Deutscher Gewerkschaftsbund

PM 45/14 - 12.01.2015

Fast jedes fünfte Kind wächst im Ilm-Kreis in Armut auf

DGB-Kreisverbandsvorsitzender Peter Hopf fordert Aktionsprogramm für arme Familien

„Die Armut von Kindern wird in Deutschland oft beklagt, aber wenn es darum geht, sie zu bekämpfen, dann wird viel zu wenig getan.
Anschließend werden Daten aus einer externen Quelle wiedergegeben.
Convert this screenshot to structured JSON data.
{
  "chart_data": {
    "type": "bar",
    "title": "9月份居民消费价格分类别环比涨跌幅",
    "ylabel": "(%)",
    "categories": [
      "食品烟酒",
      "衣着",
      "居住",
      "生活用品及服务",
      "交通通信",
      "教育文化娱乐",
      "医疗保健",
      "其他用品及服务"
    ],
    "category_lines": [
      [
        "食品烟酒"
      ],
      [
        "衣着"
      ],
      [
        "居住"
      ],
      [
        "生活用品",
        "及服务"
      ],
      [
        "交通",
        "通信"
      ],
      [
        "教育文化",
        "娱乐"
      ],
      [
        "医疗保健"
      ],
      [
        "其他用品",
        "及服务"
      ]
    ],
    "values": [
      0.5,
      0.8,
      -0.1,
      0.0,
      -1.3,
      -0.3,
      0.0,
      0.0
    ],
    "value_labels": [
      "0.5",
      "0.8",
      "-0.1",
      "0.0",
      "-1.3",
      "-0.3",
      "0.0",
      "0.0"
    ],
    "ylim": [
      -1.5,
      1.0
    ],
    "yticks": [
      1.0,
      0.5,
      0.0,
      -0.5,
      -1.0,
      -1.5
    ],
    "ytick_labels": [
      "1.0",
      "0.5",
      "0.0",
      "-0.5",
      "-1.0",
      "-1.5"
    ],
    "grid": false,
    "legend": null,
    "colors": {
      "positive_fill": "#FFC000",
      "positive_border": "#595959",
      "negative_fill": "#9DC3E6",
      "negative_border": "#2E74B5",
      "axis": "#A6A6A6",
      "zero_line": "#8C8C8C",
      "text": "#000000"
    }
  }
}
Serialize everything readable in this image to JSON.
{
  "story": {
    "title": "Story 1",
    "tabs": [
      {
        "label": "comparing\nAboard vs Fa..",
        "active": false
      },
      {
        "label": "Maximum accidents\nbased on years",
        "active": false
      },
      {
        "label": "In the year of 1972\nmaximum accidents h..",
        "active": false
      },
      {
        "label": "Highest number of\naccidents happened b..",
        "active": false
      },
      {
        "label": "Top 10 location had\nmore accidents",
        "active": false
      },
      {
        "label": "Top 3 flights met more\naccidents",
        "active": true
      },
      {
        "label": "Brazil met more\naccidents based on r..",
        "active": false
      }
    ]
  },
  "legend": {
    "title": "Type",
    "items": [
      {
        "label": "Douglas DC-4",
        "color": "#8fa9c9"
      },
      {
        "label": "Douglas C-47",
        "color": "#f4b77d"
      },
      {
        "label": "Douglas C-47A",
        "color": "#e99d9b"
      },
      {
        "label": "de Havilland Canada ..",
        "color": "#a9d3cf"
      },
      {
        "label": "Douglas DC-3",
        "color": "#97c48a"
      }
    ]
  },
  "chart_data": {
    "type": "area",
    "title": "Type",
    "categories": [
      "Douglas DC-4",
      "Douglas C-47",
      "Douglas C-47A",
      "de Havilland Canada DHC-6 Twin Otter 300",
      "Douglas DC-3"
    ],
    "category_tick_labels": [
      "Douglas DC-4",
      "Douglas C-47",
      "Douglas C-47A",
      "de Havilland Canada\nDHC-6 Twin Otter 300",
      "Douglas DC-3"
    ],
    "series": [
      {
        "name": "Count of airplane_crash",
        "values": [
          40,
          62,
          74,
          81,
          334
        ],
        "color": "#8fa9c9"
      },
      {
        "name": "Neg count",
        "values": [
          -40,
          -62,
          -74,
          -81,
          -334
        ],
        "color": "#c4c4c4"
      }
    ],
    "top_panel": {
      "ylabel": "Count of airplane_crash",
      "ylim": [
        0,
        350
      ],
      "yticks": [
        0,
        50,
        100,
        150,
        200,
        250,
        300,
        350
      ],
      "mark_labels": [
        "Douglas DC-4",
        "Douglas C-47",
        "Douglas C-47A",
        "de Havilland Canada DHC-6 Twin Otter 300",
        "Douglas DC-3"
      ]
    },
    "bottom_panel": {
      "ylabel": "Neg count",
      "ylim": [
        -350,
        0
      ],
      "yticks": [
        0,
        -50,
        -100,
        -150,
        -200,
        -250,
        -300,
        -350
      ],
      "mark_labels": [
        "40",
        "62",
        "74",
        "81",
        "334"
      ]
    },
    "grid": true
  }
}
Das muss sich ändern“, fordert Peter Hopf, Vorsitzender des DGB Ilm-Kreis, die Politik auf, aktiv zu werden.

Im Ilm-Kreis lebten im August 2.259 Kinder unter 15 Jahren von Hartz-IV und damit in Armut. Dies sind 18,1 Prozent der im Landkreis lebenden unter 15jährigen, also fast ein Fünftel aller Kinder. Damit ist die Hartz-IV-Armut unter Kindern fast doppelt so stark verbreitet wie bei Menschen im Erwerbsalter. Von den erwerbsfähigen Personen sind im Landkreis nämlich „nur“ 9,7 Prozent auf Hartz-IV angewiesen.

Nach zehn Jahren Hartz-IV ist das Niveau der Kinderarmut im Ilm-Kreis anhaltend hoch. Während bei der Einführung 2005 2.763 Kinder im Hilfebezug waren, stieg ihre Zahl auf bis zu 3.152 (März 2007) an und sank anschließend wieder ab. Besonders kritisch ist, dass Kinder meist längerfristig auf Hartz-IV-Niveau leben müssen. Die Armutsforschung zeigt deutlich, dass gerade längere Lebensphasen in Armut bei Kindern deren berufliche und persönliche Chancen im gesamten Leben nachhaltig verringern.

Deshalb fordert der DGB ein Aktionsprogramm gegen Kinder- und Familienarmut. Der Bund sollte die Hälfte seiner Mehreinnahmen infolge der Einführung des Mindestlohns für diesen Zweck aufwenden. Das Aktionsprogramm soll von lokalen Netzwerken, bestehend aus Kommunen, Sozialpartnern, Wohlfahrtsverbänden und Vereinen, umgesetzt werden. Ziel ist, dass kein Kind in einer Familie aufwächst, in der beide Eltern dauerhaft keiner Erwerbstätigkeit nachgehen können, in Maßnahmenschleifen hängen oder das Einkommen nicht zur Existenzsicherung reicht. Alleinerziehenden muss zumindest eine sozialversicherte Teilzeitarbeit ermöglicht werden.

„Niemand darf gezwungen sein, Hartz IV zum dauerhaften ‚Lebensstil´ zu machen oder gar zu vererben. Die Leistungen nach dem SGB II müssen endlich zu dem werden, was ursprünglich intendiert war: Hilfestellungen aus einer Hand zur Überwindung einer vorübergehenden Notlage“, erläutert Peter Hopf abschließend.